Unit studies are part of the homeschool lexicon. You may have heard of the "unit studies" method, "unit studies families," and "unit studies moms." But what exactly are unit studies? Over the coming weeks here on the Silverdale Press blog, we are going to be doing a series about unit studies.
Unit studies are a way to approach homeschooling. They are a method, just like classical or Charlotte Mason, though unit studies can also incorporate these approaches. Unit studies are a way or organizing homeschooling material in a way that is much more flexible and integrated than the public and private school systems' subject-by-subject approach.

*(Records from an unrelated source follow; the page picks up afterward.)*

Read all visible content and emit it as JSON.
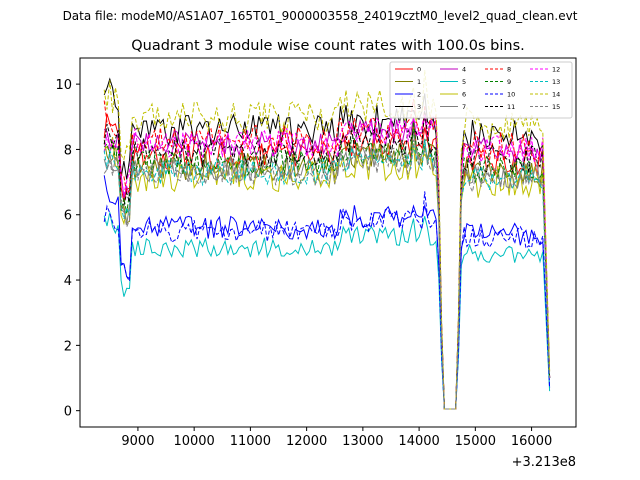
{
  "chart_data": {
    "type": "line",
    "suptitle": "Data file: modeM0/AS1A07_165T01_9000003558_24019cztM0_level2_quad_clean.evt",
    "title": "Quadrant 3 module wise count rates with 100.0s bins.",
    "xlabel": "",
    "ylabel": "",
    "x_offset_label": "+3.213e8",
    "xlim": [
      7970,
      16790
    ],
    "ylim": [
      -0.5,
      10.8
    ],
    "x_ticks": [
      9000,
      10000,
      11000,
      12000,
      13000,
      14000,
      15000,
      16000
    ],
    "x_tick_labels": [
      "9000",
      "10000",
      "11000",
      "12000",
      "13000",
      "14000",
      "15000",
      "16000"
    ],
    "y_ticks": [
      0,
      2,
      4,
      6,
      8,
      10
    ],
    "y_tick_labels": [
      "0",
      "2",
      "4",
      "6",
      "8",
      "10"
    ],
    "grid": false,
    "legend_position": "top-right",
    "legend_columns": 4,
    "gap_profile": {
      "dip_start": 14330,
      "dip_floor_start": 14430,
      "dip_floor_end": 14670,
      "dip_end": 14760,
      "end_start": 16240,
      "end_time": 16320,
      "spike_times": [
        13900,
        14120
      ]
    },
    "series": [
      {
        "name": "0",
        "color": "#ff0000",
        "dash": false,
        "start": 8.8,
        "level": 7.8,
        "amp": 0.45,
        "end": 1.0,
        "dip": 0.05,
        "seed": 11
      },
      {
        "name": "1",
        "color": "#808000",
        "dash": false,
        "start": 8.0,
        "level": 7.5,
        "amp": 0.45,
        "end": 1.2,
        "dip": 0.05,
        "seed": 23
      },
      {
        "name": "2",
        "color": "#0000ff",
        "dash": false,
        "start": 7.0,
        "level": 5.6,
        "amp": 0.35,
        "end": 0.7,
        "dip": 0.05,
        "seed": 37
      },
      {
        "name": "3",
        "color": "#000000",
        "dash": false,
        "start": 10.1,
        "level": 8.6,
        "amp": 0.5,
        "end": 1.0,
        "dip": 0.05,
        "seed": 41
      },
      {
        "name": "4",
        "color": "#bf00bf",
        "dash": false,
        "start": 8.3,
        "level": 8.2,
        "amp": 0.4,
        "end": 1.0,
        "dip": 0.05,
        "seed": 53
      },
      {
        "name": "5",
        "color": "#00bfbf",
        "dash": false,
        "start": 6.0,
        "level": 5.0,
        "amp": 0.3,
        "end": 0.6,
        "dip": 0.05,
        "seed": 61
      },
      {
        "name": "6",
        "color": "#bfbf00",
        "dash": false,
        "start": 8.2,
        "level": 7.2,
        "amp": 0.5,
        "end": 1.0,
        "dip": 0.05,
        "seed": 73
      },
      {
        "name": "7",
        "color": "#808080",
        "dash": false,
        "start": 7.8,
        "level": 7.4,
        "amp": 0.4,
        "end": 1.0,
        "dip": 0.05,
        "seed": 89
      },
      {
        "name": "8",
        "color": "#ff0000",
        "dash": true,
        "start": 9.1,
        "level": 8.3,
        "amp": 0.45,
        "end": 1.0,
        "dip": 0.05,
        "seed": 97
      },
      {
        "name": "9",
        "color": "#008000",
        "dash": true,
        "start": 8.3,
        "level": 7.6,
        "amp": 0.4,
        "end": 1.0,
        "dip": 0.05,
        "seed": 101
      },
      {
        "name": "10",
        "color": "#0000ff",
        "dash": true,
        "start": 6.1,
        "level": 5.5,
        "amp": 0.35,
        "end": 0.7,
        "dip": 0.05,
        "seed": 113
      },
      {
        "name": "11",
        "color": "#000000",
        "dash": true,
        "start": 8.6,
        "level": 7.9,
        "amp": 0.45,
        "end": 1.0,
        "dip": 0.05,
        "seed": 127
      },
      {
        "name": "12",
        "color": "#ff00ff",
        "dash": true,
        "start": 8.1,
        "level": 8.2,
        "amp": 0.45,
        "end": 1.0,
        "dip": 0.05,
        "seed": 131
      },
      {
        "name": "13",
        "color": "#00bfbf",
        "dash": true,
        "start": 7.7,
        "level": 7.3,
        "amp": 0.4,
        "end": 1.0,
        "dip": 0.05,
        "seed": 139
      },
      {
        "name": "14",
        "color": "#bfbf00",
        "dash": true,
        "start": 9.8,
        "level": 9.0,
        "amp": 0.5,
        "end": 1.2,
        "dip": 0.05,
        "seed": 149
      },
      {
        "name": "15",
        "color": "#808080",
        "dash": true,
        "start": 7.6,
        "level": 7.3,
        "amp": 0.4,
        "end": 1.0,
        "dip": 0.05,
        "seed": 157
      }
    ]
  }
}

Unit studies begin with a topic.
Unit studies begin with a topic. The topic can be anything. The topic can be a historical era like the Great Depression, World War II, or ancient Egypt. It can be a good book or series like the Chronicles of Narnia. It could be science or nature topic, like building a pollinator garden. Your unit study topic could be chocolate, Leonardo DaVinci, or Canada. The key idea is that everything flows from the topic.
Unit studies cover a range of subjects or one main subject.

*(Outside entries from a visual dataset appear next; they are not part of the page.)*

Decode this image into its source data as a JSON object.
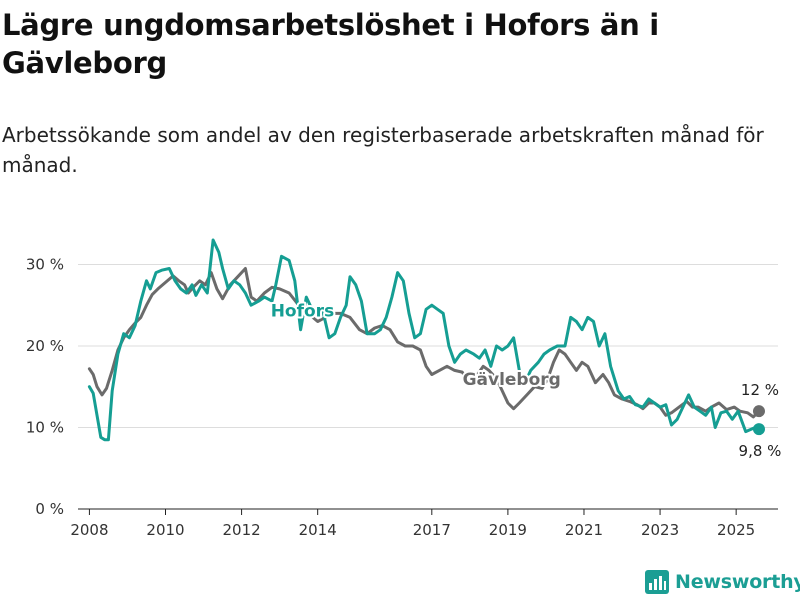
{
  "title": "Lägre ungdomsarbetslöshet i Hofors än i Gävleborg",
  "subtitle": "Arbetssökande som andel av den registerbaserade arbetskraften månad för månad.",
  "brand": {
    "name": "Newsworthy",
    "color": "#1b9e94",
    "icon": "bar-chart-logo-icon"
  },
  "chart_data": {
    "type": "line",
    "title": "Lägre ungdomsarbetslöshet i Hofors än i Gävleborg",
    "subtitle": "Arbetssökande som andel av den registerbaserade arbetskraften månad för månad.",
    "xlabel": "",
    "ylabel": "",
    "xlim": [
      2007.7,
      2026.1
    ],
    "ylim": [
      0,
      33
    ],
    "x_ticks": [
      {
        "value": 2008,
        "label": "2008"
      },
      {
        "value": 2010,
        "label": "2010"
      },
      {
        "value": 2012,
        "label": "2012"
      },
      {
        "value": 2014,
        "label": "2014"
      },
      {
        "value": 2017,
        "label": "2017"
      },
      {
        "value": 2019,
        "label": "2019"
      },
      {
        "value": 2021,
        "label": "2021"
      },
      {
        "value": 2023,
        "label": "2023"
      },
      {
        "value": 2025,
        "label": "2025"
      }
    ],
    "y_ticks": [
      {
        "value": 0,
        "label": "0 %"
      },
      {
        "value": 10,
        "label": "10 %"
      },
      {
        "value": 20,
        "label": "20 %"
      },
      {
        "value": 30,
        "label": "30 %"
      }
    ],
    "grid": true,
    "series": [
      {
        "name": "Gävleborg",
        "color": "#6b6b6b",
        "end_label": "12 %",
        "points": [
          [
            2008.0,
            17.2
          ],
          [
            2008.1,
            16.5
          ],
          [
            2008.2,
            15.0
          ],
          [
            2008.33,
            14.0
          ],
          [
            2008.45,
            14.8
          ],
          [
            2008.6,
            17.0
          ],
          [
            2008.75,
            19.5
          ],
          [
            2008.9,
            21.0
          ],
          [
            2009.05,
            22.0
          ],
          [
            2009.2,
            22.8
          ],
          [
            2009.35,
            23.5
          ],
          [
            2009.5,
            25.0
          ],
          [
            2009.65,
            26.3
          ],
          [
            2009.8,
            27.0
          ],
          [
            2010.0,
            27.8
          ],
          [
            2010.2,
            28.6
          ],
          [
            2010.35,
            28.0
          ],
          [
            2010.5,
            27.5
          ],
          [
            2010.6,
            26.5
          ],
          [
            2010.75,
            27.3
          ],
          [
            2010.9,
            28.0
          ],
          [
            2011.05,
            27.5
          ],
          [
            2011.2,
            29.0
          ],
          [
            2011.35,
            27.0
          ],
          [
            2011.5,
            25.8
          ],
          [
            2011.7,
            27.5
          ],
          [
            2011.9,
            28.5
          ],
          [
            2012.1,
            29.5
          ],
          [
            2012.25,
            26.0
          ],
          [
            2012.4,
            25.5
          ],
          [
            2012.6,
            26.5
          ],
          [
            2012.8,
            27.2
          ],
          [
            2013.0,
            27.0
          ],
          [
            2013.25,
            26.5
          ],
          [
            2013.5,
            25.0
          ],
          [
            2013.75,
            24.0
          ],
          [
            2014.0,
            23.0
          ],
          [
            2014.2,
            23.5
          ],
          [
            2014.4,
            24.0
          ],
          [
            2014.6,
            24.0
          ],
          [
            2014.85,
            23.5
          ],
          [
            2015.1,
            22.0
          ],
          [
            2015.3,
            21.5
          ],
          [
            2015.5,
            22.2
          ],
          [
            2015.7,
            22.5
          ],
          [
            2015.9,
            22.0
          ],
          [
            2016.1,
            20.5
          ],
          [
            2016.3,
            20.0
          ],
          [
            2016.5,
            20.0
          ],
          [
            2016.7,
            19.5
          ],
          [
            2016.85,
            17.5
          ],
          [
            2017.0,
            16.5
          ],
          [
            2017.2,
            17.0
          ],
          [
            2017.4,
            17.5
          ],
          [
            2017.6,
            17.0
          ],
          [
            2017.8,
            16.8
          ],
          [
            2018.0,
            15.5
          ],
          [
            2018.2,
            16.5
          ],
          [
            2018.35,
            17.5
          ],
          [
            2018.5,
            17.0
          ],
          [
            2018.7,
            16.0
          ],
          [
            2018.85,
            14.5
          ],
          [
            2019.0,
            13.0
          ],
          [
            2019.15,
            12.3
          ],
          [
            2019.3,
            13.0
          ],
          [
            2019.5,
            14.0
          ],
          [
            2019.7,
            15.0
          ],
          [
            2019.9,
            14.8
          ],
          [
            2020.05,
            16.0
          ],
          [
            2020.2,
            18.0
          ],
          [
            2020.35,
            19.5
          ],
          [
            2020.5,
            19.0
          ],
          [
            2020.65,
            18.0
          ],
          [
            2020.8,
            17.0
          ],
          [
            2020.95,
            18.0
          ],
          [
            2021.1,
            17.5
          ],
          [
            2021.3,
            15.5
          ],
          [
            2021.5,
            16.5
          ],
          [
            2021.65,
            15.5
          ],
          [
            2021.8,
            14.0
          ],
          [
            2022.0,
            13.5
          ],
          [
            2022.2,
            13.2
          ],
          [
            2022.4,
            12.8
          ],
          [
            2022.55,
            12.3
          ],
          [
            2022.7,
            13.0
          ],
          [
            2022.85,
            13.0
          ],
          [
            2023.0,
            12.5
          ],
          [
            2023.15,
            11.5
          ],
          [
            2023.3,
            11.8
          ],
          [
            2023.5,
            12.5
          ],
          [
            2023.7,
            13.2
          ],
          [
            2023.85,
            12.5
          ],
          [
            2024.0,
            12.5
          ],
          [
            2024.2,
            12.0
          ],
          [
            2024.35,
            12.5
          ],
          [
            2024.55,
            13.0
          ],
          [
            2024.75,
            12.2
          ],
          [
            2024.95,
            12.5
          ],
          [
            2025.1,
            12.0
          ],
          [
            2025.3,
            11.8
          ],
          [
            2025.45,
            11.3
          ],
          [
            2025.6,
            12.0
          ]
        ]
      },
      {
        "name": "Hofors",
        "color": "#159e93",
        "end_label": "9,8 %",
        "points": [
          [
            2008.0,
            15.0
          ],
          [
            2008.1,
            14.2
          ],
          [
            2008.2,
            11.5
          ],
          [
            2008.3,
            8.8
          ],
          [
            2008.4,
            8.5
          ],
          [
            2008.5,
            8.5
          ],
          [
            2008.6,
            14.5
          ],
          [
            2008.75,
            19.0
          ],
          [
            2008.9,
            21.5
          ],
          [
            2009.05,
            21.0
          ],
          [
            2009.2,
            22.5
          ],
          [
            2009.35,
            25.5
          ],
          [
            2009.5,
            28.0
          ],
          [
            2009.6,
            27.0
          ],
          [
            2009.75,
            29.0
          ],
          [
            2009.9,
            29.3
          ],
          [
            2010.1,
            29.5
          ],
          [
            2010.25,
            28.0
          ],
          [
            2010.4,
            27.0
          ],
          [
            2010.55,
            26.5
          ],
          [
            2010.7,
            27.5
          ],
          [
            2010.8,
            26.2
          ],
          [
            2010.95,
            27.5
          ],
          [
            2011.1,
            26.5
          ],
          [
            2011.25,
            33.0
          ],
          [
            2011.4,
            31.5
          ],
          [
            2011.5,
            29.5
          ],
          [
            2011.65,
            27.0
          ],
          [
            2011.8,
            28.0
          ],
          [
            2011.95,
            27.5
          ],
          [
            2012.1,
            26.5
          ],
          [
            2012.25,
            25.0
          ],
          [
            2012.45,
            25.5
          ],
          [
            2012.6,
            26.0
          ],
          [
            2012.8,
            25.5
          ],
          [
            2012.9,
            27.5
          ],
          [
            2013.05,
            31.0
          ],
          [
            2013.25,
            30.5
          ],
          [
            2013.4,
            28.0
          ],
          [
            2013.55,
            22.0
          ],
          [
            2013.7,
            26.0
          ],
          [
            2013.85,
            24.5
          ],
          [
            2014.0,
            24.5
          ],
          [
            2014.15,
            24.0
          ],
          [
            2014.3,
            21.0
          ],
          [
            2014.45,
            21.5
          ],
          [
            2014.6,
            23.5
          ],
          [
            2014.75,
            25.0
          ],
          [
            2014.85,
            28.5
          ],
          [
            2015.0,
            27.5
          ],
          [
            2015.15,
            25.5
          ],
          [
            2015.3,
            21.5
          ],
          [
            2015.5,
            21.5
          ],
          [
            2015.65,
            22.0
          ],
          [
            2015.8,
            23.5
          ],
          [
            2015.95,
            26.0
          ],
          [
            2016.1,
            29.0
          ],
          [
            2016.25,
            28.0
          ],
          [
            2016.4,
            24.0
          ],
          [
            2016.55,
            21.0
          ],
          [
            2016.7,
            21.5
          ],
          [
            2016.85,
            24.5
          ],
          [
            2017.0,
            25.0
          ],
          [
            2017.15,
            24.5
          ],
          [
            2017.3,
            24.0
          ],
          [
            2017.45,
            20.0
          ],
          [
            2017.6,
            18.0
          ],
          [
            2017.75,
            19.0
          ],
          [
            2017.9,
            19.5
          ],
          [
            2018.1,
            19.0
          ],
          [
            2018.25,
            18.5
          ],
          [
            2018.4,
            19.5
          ],
          [
            2018.55,
            17.5
          ],
          [
            2018.7,
            20.0
          ],
          [
            2018.85,
            19.5
          ],
          [
            2019.0,
            20.0
          ],
          [
            2019.15,
            21.0
          ],
          [
            2019.3,
            17.0
          ],
          [
            2019.45,
            15.5
          ],
          [
            2019.6,
            17.0
          ],
          [
            2019.8,
            18.0
          ],
          [
            2019.95,
            19.0
          ],
          [
            2020.1,
            19.5
          ],
          [
            2020.3,
            20.0
          ],
          [
            2020.5,
            20.0
          ],
          [
            2020.65,
            23.5
          ],
          [
            2020.8,
            23.0
          ],
          [
            2020.95,
            22.0
          ],
          [
            2021.1,
            23.5
          ],
          [
            2021.25,
            23.0
          ],
          [
            2021.4,
            20.0
          ],
          [
            2021.55,
            21.5
          ],
          [
            2021.7,
            17.5
          ],
          [
            2021.9,
            14.5
          ],
          [
            2022.05,
            13.5
          ],
          [
            2022.2,
            13.8
          ],
          [
            2022.35,
            12.8
          ],
          [
            2022.55,
            12.5
          ],
          [
            2022.7,
            13.5
          ],
          [
            2022.85,
            13.0
          ],
          [
            2023.0,
            12.5
          ],
          [
            2023.15,
            12.8
          ],
          [
            2023.3,
            10.3
          ],
          [
            2023.45,
            11.0
          ],
          [
            2023.6,
            12.5
          ],
          [
            2023.75,
            14.0
          ],
          [
            2023.9,
            12.5
          ],
          [
            2024.05,
            12.0
          ],
          [
            2024.2,
            11.5
          ],
          [
            2024.35,
            12.5
          ],
          [
            2024.45,
            10.0
          ],
          [
            2024.6,
            11.8
          ],
          [
            2024.75,
            12.0
          ],
          [
            2024.9,
            11.0
          ],
          [
            2025.05,
            12.0
          ],
          [
            2025.25,
            9.5
          ],
          [
            2025.4,
            9.8
          ],
          [
            2025.5,
            10.0
          ],
          [
            2025.6,
            9.8
          ]
        ]
      }
    ]
  }
}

Unit studies can include a variety of subjects. All the subjects will then relate back to the main unit study topic. There can be fiction reading, non-fiction reading, and primary sources. Depending on the age of the students, they can read independently or the family can read aloud together. It is easy to include language arts in unit studies by curating a vocabulary list from the reading and assigning copywork and dictation from the literature. Fine art and music are often easy to bring in, as are electives such as cooking skills. Field trips, movies, trips to historic sites, and a variety of hands-on activities will also naturally flow from the topic.
Unit studies can emphasize one subject more than others. A unit study on the Great Depression lends itself to social studies, since it is a historical period; whereas, a unit study on DaVinci would lend itself to fine art. For example, at Silverdale Press, our flagship Presidential Election Unit Study is geared primarily toward social studies, while our unit study series on U.S. presidents, great Americans, and holiday traditions includes a wide range of subjects, including social studies, language arts, fine art, and elective.
If science does not fit naturally into whatever unit study you are current doing, plan to do a separate unit study that emphasizes science. For example, do a unit study on pollinator gardens while doing a broader one on Anne of Green Gables.
What about math?
While math certainly can be incorporated into unit studies, most unit studies parents recommend sticking with a sequential math curriculum that is unrelated to the unit study.